These realities heighten the gravity of Attorney Ighbaria’s suspension. When a state simultaneously destroys a legal profession in one territory and constricts the expressive and professional freedoms of Palestinian lawyers in another, the cumulative effect is the progressive incapacitation of a people’s ability to invoke law as a protective shield or as a framework for accountability. This is precisely why the ICCPR places stringent limitations on the permissible restrictions of political expression (Article 19), equality before the law (Article 26), and the right of minorities to enjoy and express their culture and identity (Article 27). None of these provisions permit the penalisation of political identity or solidarity, nor do they countenance disciplinary punishment for speech situated squarely within the private sphere and devoid of criminal intent, imminence, or harm.

The tribunal’s decision also contravenes the UN Basic Principles on the Role of Lawyers, which require states to ensure that lawyers are able to perform their functions “without intimidation, hindrance, harassment or improper interference” (Principle 16), and that they enjoy the same civil and political rights as all other citizens, including “the right to take part in public discussion of matters concerning the law, the administration of justice, and the promotion and protection of human rights” (Principle 23). The sanction imposed on Attorney Ighbaria is irreconcilable with these obligations: it punishes lawful expression, imposes ideological conformity, and targets a lawyer for her cultural-political identity; conduct that the Basic Principles explicitly prohibit.

Moreover, the disciplinary proceedings against Attorney Ighbaria violate the procedural safeguards set out in Principles 26 to 29 of the UN Basic Principles on the Role of Lawyers, which govern the lawful exercise of disciplinary authority. These principles require that disciplinary norms reflect recognised international standards, that proceedings be conducted fairly and impartially, and that sanctions be grounded in genuine breaches of professional ethics rather than political or ideological expression. In the present case, the disciplinary body departed from established professional standards by sanctioning conduct unrelated to legal practice, recharacterising protected expression as ethical misconduct, and instrumentalising disciplinary procedures to achieve outcomes that could not be justified under criminal law. Such use of professional discipline—detached from legitimate ethical regulation and unmoored from fair, impartial, and standards-based adjudication—constitutes an abuse of disciplinary authority incompatible with international norms governing the independence and self-regulation of the legal profession.

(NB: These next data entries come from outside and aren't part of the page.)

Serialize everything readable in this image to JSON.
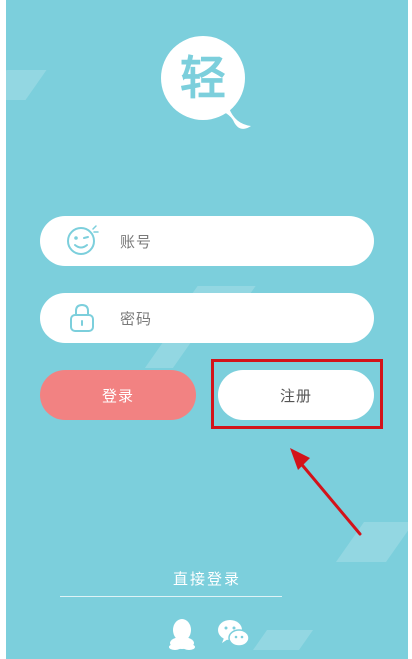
{
  "app": {
    "logo_text": "轻"
  },
  "form": {
    "account_placeholder": "账号",
    "password_placeholder": "密码"
  },
  "buttons": {
    "login_label": "登录",
    "register_label": "注册"
  },
  "footer": {
    "direct_login_label": "直接登录"
  },
  "icons": {
    "account": "smiley-face-icon",
    "password": "lock-icon",
    "qq": "qq-icon",
    "wechat": "wechat-icon"
  },
  "colors": {
    "background": "#7ccfdc",
    "login_button": "#f28282",
    "annotation": "#d3131a"
  }
}
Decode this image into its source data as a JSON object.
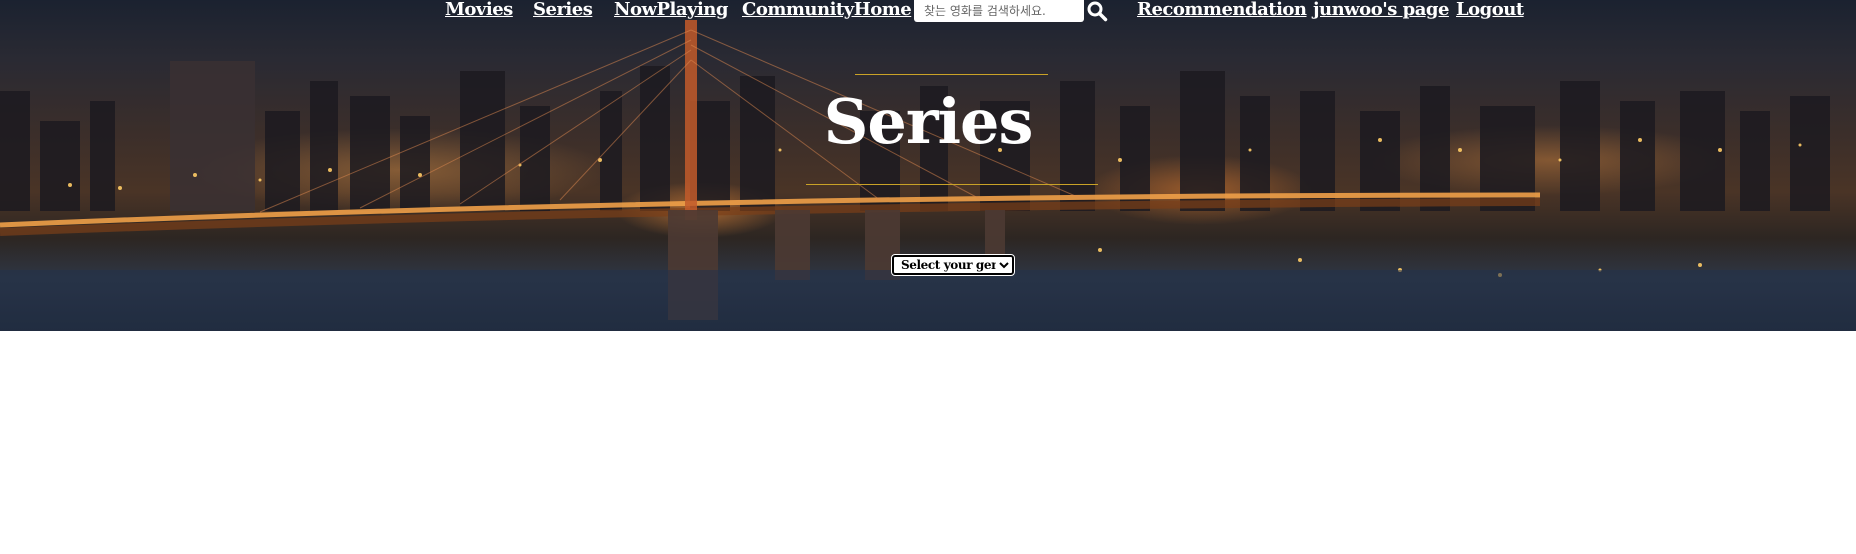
{
  "nav": {
    "items": [
      {
        "label": "Movies"
      },
      {
        "label": "Series"
      },
      {
        "label": "NowPlaying"
      },
      {
        "label": "CommunityHome"
      },
      {
        "label": "Recommendation"
      },
      {
        "label": "junwoo's page"
      },
      {
        "label": "Logout"
      }
    ],
    "search": {
      "placeholder": "찾는 영화를 검색하세요.",
      "value": "",
      "icon": "search-icon"
    }
  },
  "hero": {
    "title": "Series",
    "background": "night-city-bridge-skyline",
    "accent_color": "#c9a227"
  },
  "genre_select": {
    "selected": "Select your genre."
  }
}
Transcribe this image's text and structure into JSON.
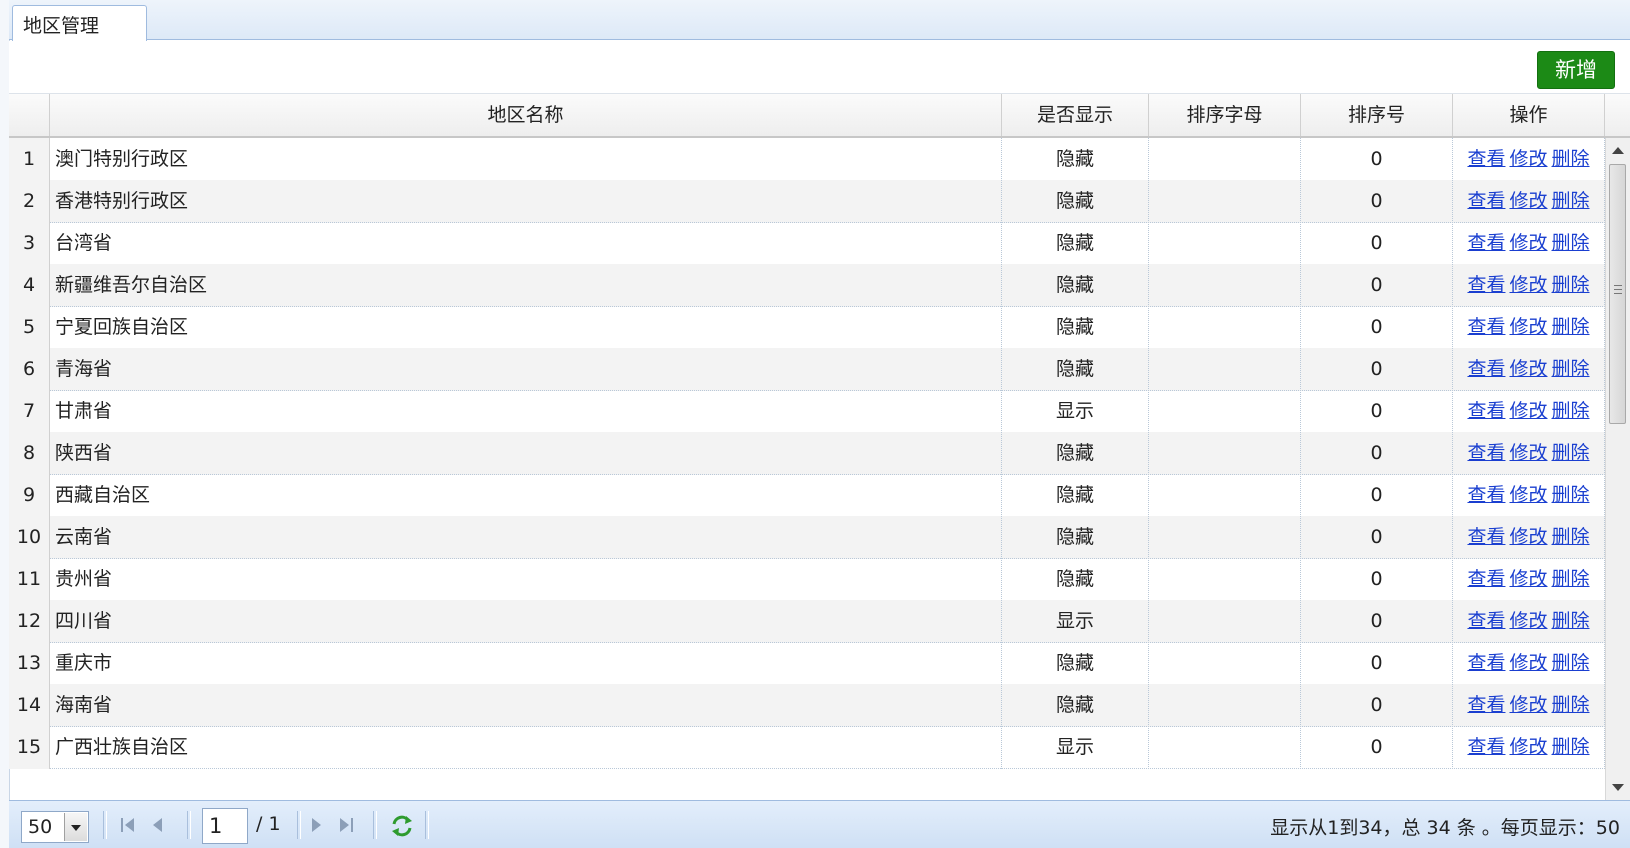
{
  "tab": {
    "title": "地区管理"
  },
  "toolbar": {
    "add_label": "新增"
  },
  "table": {
    "columns": [
      "地区名称",
      "是否显示",
      "排序字母",
      "排序号",
      "操作"
    ],
    "actions": [
      "查看",
      "修改",
      "删除"
    ],
    "rows": [
      {
        "num": "1",
        "name": "澳门特别行政区",
        "show": "隐藏",
        "letter": "",
        "order": "0"
      },
      {
        "num": "2",
        "name": "香港特别行政区",
        "show": "隐藏",
        "letter": "",
        "order": "0"
      },
      {
        "num": "3",
        "name": "台湾省",
        "show": "隐藏",
        "letter": "",
        "order": "0"
      },
      {
        "num": "4",
        "name": "新疆维吾尔自治区",
        "show": "隐藏",
        "letter": "",
        "order": "0"
      },
      {
        "num": "5",
        "name": "宁夏回族自治区",
        "show": "隐藏",
        "letter": "",
        "order": "0"
      },
      {
        "num": "6",
        "name": "青海省",
        "show": "隐藏",
        "letter": "",
        "order": "0"
      },
      {
        "num": "7",
        "name": "甘肃省",
        "show": "显示",
        "letter": "",
        "order": "0"
      },
      {
        "num": "8",
        "name": "陕西省",
        "show": "隐藏",
        "letter": "",
        "order": "0"
      },
      {
        "num": "9",
        "name": "西藏自治区",
        "show": "隐藏",
        "letter": "",
        "order": "0"
      },
      {
        "num": "10",
        "name": "云南省",
        "show": "隐藏",
        "letter": "",
        "order": "0"
      },
      {
        "num": "11",
        "name": "贵州省",
        "show": "隐藏",
        "letter": "",
        "order": "0"
      },
      {
        "num": "12",
        "name": "四川省",
        "show": "显示",
        "letter": "",
        "order": "0"
      },
      {
        "num": "13",
        "name": "重庆市",
        "show": "隐藏",
        "letter": "",
        "order": "0"
      },
      {
        "num": "14",
        "name": "海南省",
        "show": "隐藏",
        "letter": "",
        "order": "0"
      },
      {
        "num": "15",
        "name": "广西壮族自治区",
        "show": "显示",
        "letter": "",
        "order": "0"
      }
    ]
  },
  "pager": {
    "page_size": "50",
    "current_page": "1",
    "total_pages": "/ 1",
    "info": "显示从1到34，总 34 条 。每页显示：50"
  },
  "colors": {
    "add_button": "#1c8a16",
    "link": "#1a3fd0",
    "pager_bg": "#d8e6f7"
  },
  "icons": [
    "first-page-icon",
    "prev-page-icon",
    "next-page-icon",
    "last-page-icon",
    "refresh-icon"
  ]
}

The broader pattern is unmistakable. Whether through direct violence, institutional destruction, administrative sanction, or the expansive interpretation of disciplinary provisions, Palestinian lawyers are being denied the conditions necessary to fulfil their professional role. These measures undermine not only individual practitioners but the legal system itself. They obstruct documentation of violations, impede access to justice, and diminish the capacity of an entire population to seek redress before domestic and international fora. In contexts where international crimes are alleged, the suppression of the legal profession is especially alarming, as it compromises both the preservation of evidence and the functioning of accountability mechanisms.

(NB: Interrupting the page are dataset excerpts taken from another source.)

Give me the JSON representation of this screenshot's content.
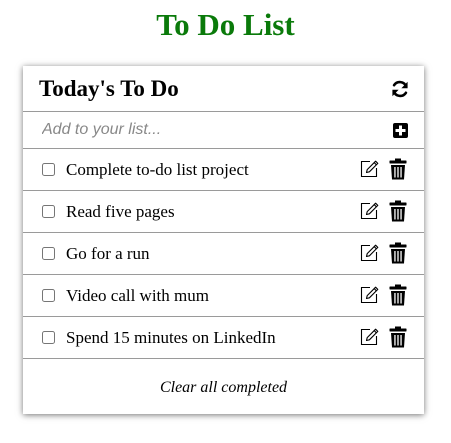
{
  "page": {
    "title": "To Do List",
    "title_color": "#0a7a0a"
  },
  "card": {
    "title": "Today's To Do",
    "refresh_icon": "refresh-icon",
    "add": {
      "placeholder": "Add to your list...",
      "value": "",
      "icon": "plus-square-icon"
    },
    "items": [
      {
        "label": "Complete to-do list project",
        "checked": false
      },
      {
        "label": "Read five pages",
        "checked": false
      },
      {
        "label": "Go for a run",
        "checked": false
      },
      {
        "label": "Video call with mum",
        "checked": false
      },
      {
        "label": "Spend 15 minutes on LinkedIn",
        "checked": false
      }
    ],
    "item_icons": [
      "edit-icon",
      "trash-icon"
    ],
    "footer": {
      "clear_label": "Clear all completed"
    }
  }
}
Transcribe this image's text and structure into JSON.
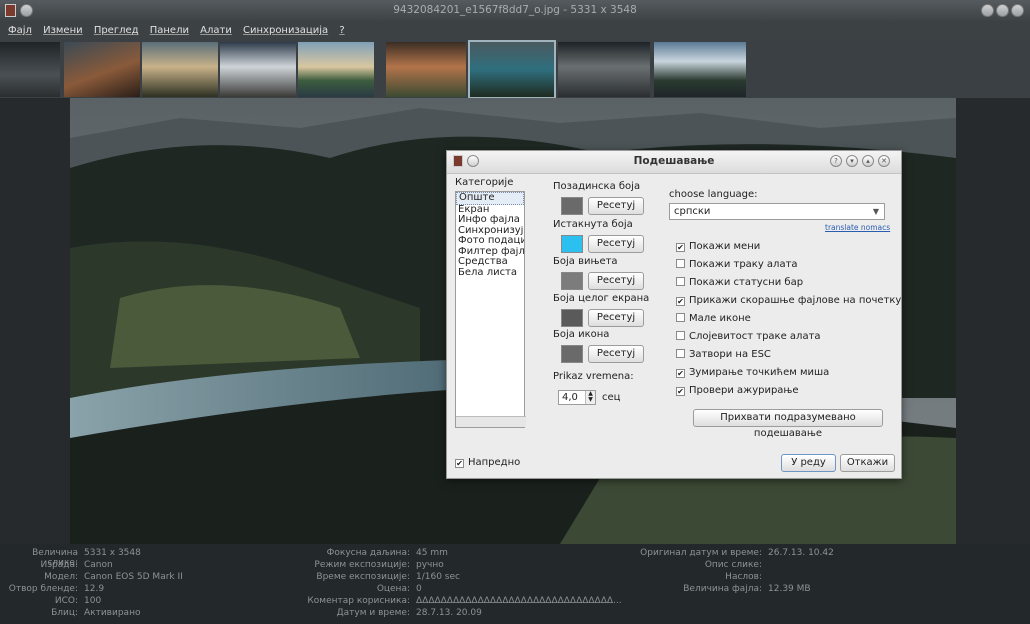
{
  "window": {
    "title": "9432084201_e1567f8dd7_o.jpg - 5331 x 3548"
  },
  "menu": [
    "Фајл",
    "Измени",
    "Преглед",
    "Панели",
    "Алати",
    "Синхронизација",
    "?"
  ],
  "dialog": {
    "title": "Подешавање",
    "categories_label": "Категорије",
    "categories": [
      "Опште",
      "Екран",
      "Инфо фајла",
      "Синхронизуј",
      "Фото подаци",
      "Филтер фајло",
      "Средства",
      "Бела листа"
    ],
    "advanced_label": "Напредно",
    "advanced_checked": true,
    "colors": [
      {
        "label": "Позадинска боја",
        "color": "#6a6a6a",
        "button": "Ресетуј"
      },
      {
        "label": "Истакнута боја",
        "color": "#2bc0f0",
        "button": "Ресетуј"
      },
      {
        "label": "Боја вињета",
        "color": "#7c7c7c",
        "button": "Ресетуј"
      },
      {
        "label": "Боја целог екрана",
        "color": "#5a5a5a",
        "button": "Ресетуј"
      },
      {
        "label": "Боја икона",
        "color": "#6a6a6a",
        "button": "Ресетуј"
      }
    ],
    "time_label": "Prikaz vremena:",
    "time_value": "4,0",
    "time_unit": "сец",
    "language_label": "choose language:",
    "language_value": "српски",
    "translate_link": "translate nomacs",
    "checkboxes": [
      {
        "label": "Покажи мени",
        "checked": true
      },
      {
        "label": "Покажи траку алата",
        "checked": false
      },
      {
        "label": "Покажи статусни бар",
        "checked": false
      },
      {
        "label": "Прикажи скорашње фајлове на почетку",
        "checked": true
      },
      {
        "label": "Мале иконе",
        "checked": false
      },
      {
        "label": "Слојевитост траке алата",
        "checked": false
      },
      {
        "label": "Затвори на ESC",
        "checked": false
      },
      {
        "label": "Зумирање точкићем миша",
        "checked": true
      },
      {
        "label": "Провери ажурирање",
        "checked": true
      }
    ],
    "defaults_button": "Прихвати подразумевано подешавање",
    "ok_button": "У реду",
    "cancel_button": "Откажи"
  },
  "info": {
    "col1": [
      {
        "k": "Величина слике:",
        "v": "5331 x 3548"
      },
      {
        "k": "Израда:",
        "v": "Canon"
      },
      {
        "k": "Модел:",
        "v": "Canon EOS 5D Mark II"
      },
      {
        "k": "Отвор бленде:",
        "v": "12.9"
      },
      {
        "k": "ИСО:",
        "v": "100"
      },
      {
        "k": "Блиц:",
        "v": "Активирано"
      }
    ],
    "col2": [
      {
        "k": "Фокусна даљина:",
        "v": "45 mm"
      },
      {
        "k": "Режим експозиције:",
        "v": "ручно"
      },
      {
        "k": "Време експозиције:",
        "v": "1/160 sec"
      },
      {
        "k": "Оцена:",
        "v": "0"
      },
      {
        "k": "Коментар корисника:",
        "v": "ΔΔΔΔΔΔΔΔΔΔΔΔΔΔΔΔΔΔΔΔΔΔΔΔΔΔΔΔΔΔΔΔ..."
      },
      {
        "k": "Датум и време:",
        "v": "28.7.13. 20.09"
      }
    ],
    "col3": [
      {
        "k": "Оригинал датум и време:",
        "v": "26.7.13. 10.42"
      },
      {
        "k": "Опис слике:",
        "v": ""
      },
      {
        "k": "Наслов:",
        "v": ""
      },
      {
        "k": "Величина фајла:",
        "v": "12.39 MB"
      }
    ]
  }
}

It is particularly revealing that, while no disciplinary proceedings have been initiated against numerous lawyers affiliated with the Bar who have publicly incited genocide and openly declared support for genocidal acts, a Palestinian lawyer is subjected to severe sanction for private expressions of identity and solidarity; this stark asymmetry exposes the discriminatory and politically selective application of disciplinary authority and lays bare the true intent animating the proceedings against Attorney Ighbaria.

Crucially, this assault on law does not end within Israel. While Israel bombs the physical architecture of justice, the United States and its allies have moved to criminalise legal solidarity and accountability efforts on the global stage. In 2025, pursuant to Executive Order 14203, the United States imposed financial and travel sanctions on the three leading Palestinian human rights organisations; Al-Haq, the Palestinian Centre for Human Rights (PCHR), and Al-Mezan Center for Human Rights. Their sole ‘offense’ is engagement with the ICC in pursuit of accountability for Israeli officials accused of genocide, war crimes, and crimes against humanity. These measures freeze assets, revoke visas, criminalise legal advocacy, and publicly stigmatise defenders of international law. These are not ordinary sanctions. They constitute counter-insurgency in juridical form; legal retaliation dressed in the language of sovereignty. Taken together, they reflect a coordinated use of law that disciplines lawyers domestically, destroys legal infrastructure militarily, and sanctions accountability globally.

In light of these grave concerns, WOLAS issues the following demands:

  1. Immediate annulment of the disciplinary sanctions imposed on Attorney Maha Ighbaria, including the erasure of all findings predicated on protected political expression.
  2. Creation of an independent, international oversight mechanism to review discriminatory patterns in the Israel Bar Association’s disciplinary processes.
  3. Immediate cessation of all forms of retaliation (administrative, professional, or otherwise) against Palestinian lawyers exercising rights protected under the ICCPR and the UN Basic Principles.
  4. Institution of safeguards ensuring that the disciplinary framework cannot be used as a proxy for criminal liability or as an instrument for suppressing political identity or solidarity.
  5. A formal public apology to Attorney Maha Ighbaria, together with binding guarantees of non-repetition, including structural reforms to disciplinary procedures to ensure full compliance with international standards protecting freedom of expression, equality before the law, and the independence of the legal profession.
  6. Immediate investigation, scrutiny, and where appropriate, disciplinary proceedings against members of the Bar who have publicly incited genocide or expressed support for genocidal violence, as such conduct-unlike protected political identity or private expression-constitutes a genuine assault on the dignity, ethical foundations, and integrity of the legal profession.

WOLAS additionally gives formal notice that it will proceed to file communications with the UN Special Rapporteurs on the (i) the Independence of Judges and Lawyers; (ii) Human Rights Defenders; (iii) Minority Issues; (iv) Contemporary Forms of Racism; and (v) Freedom of Expression. These mechanisms possess mandates to examine reprisals, discriminatory enforcement, and systemic interference with professional autonomy. WOLAS will also engage treaty bodies responsible for monitoring state compliance with the ICCPR and CERD.

The gravity of the present situation cannot be overstated. When lawyers are silenced, whether by bombs, by sanctions, or by disciplinary orders, access to justice collapses and rights become unenforceable.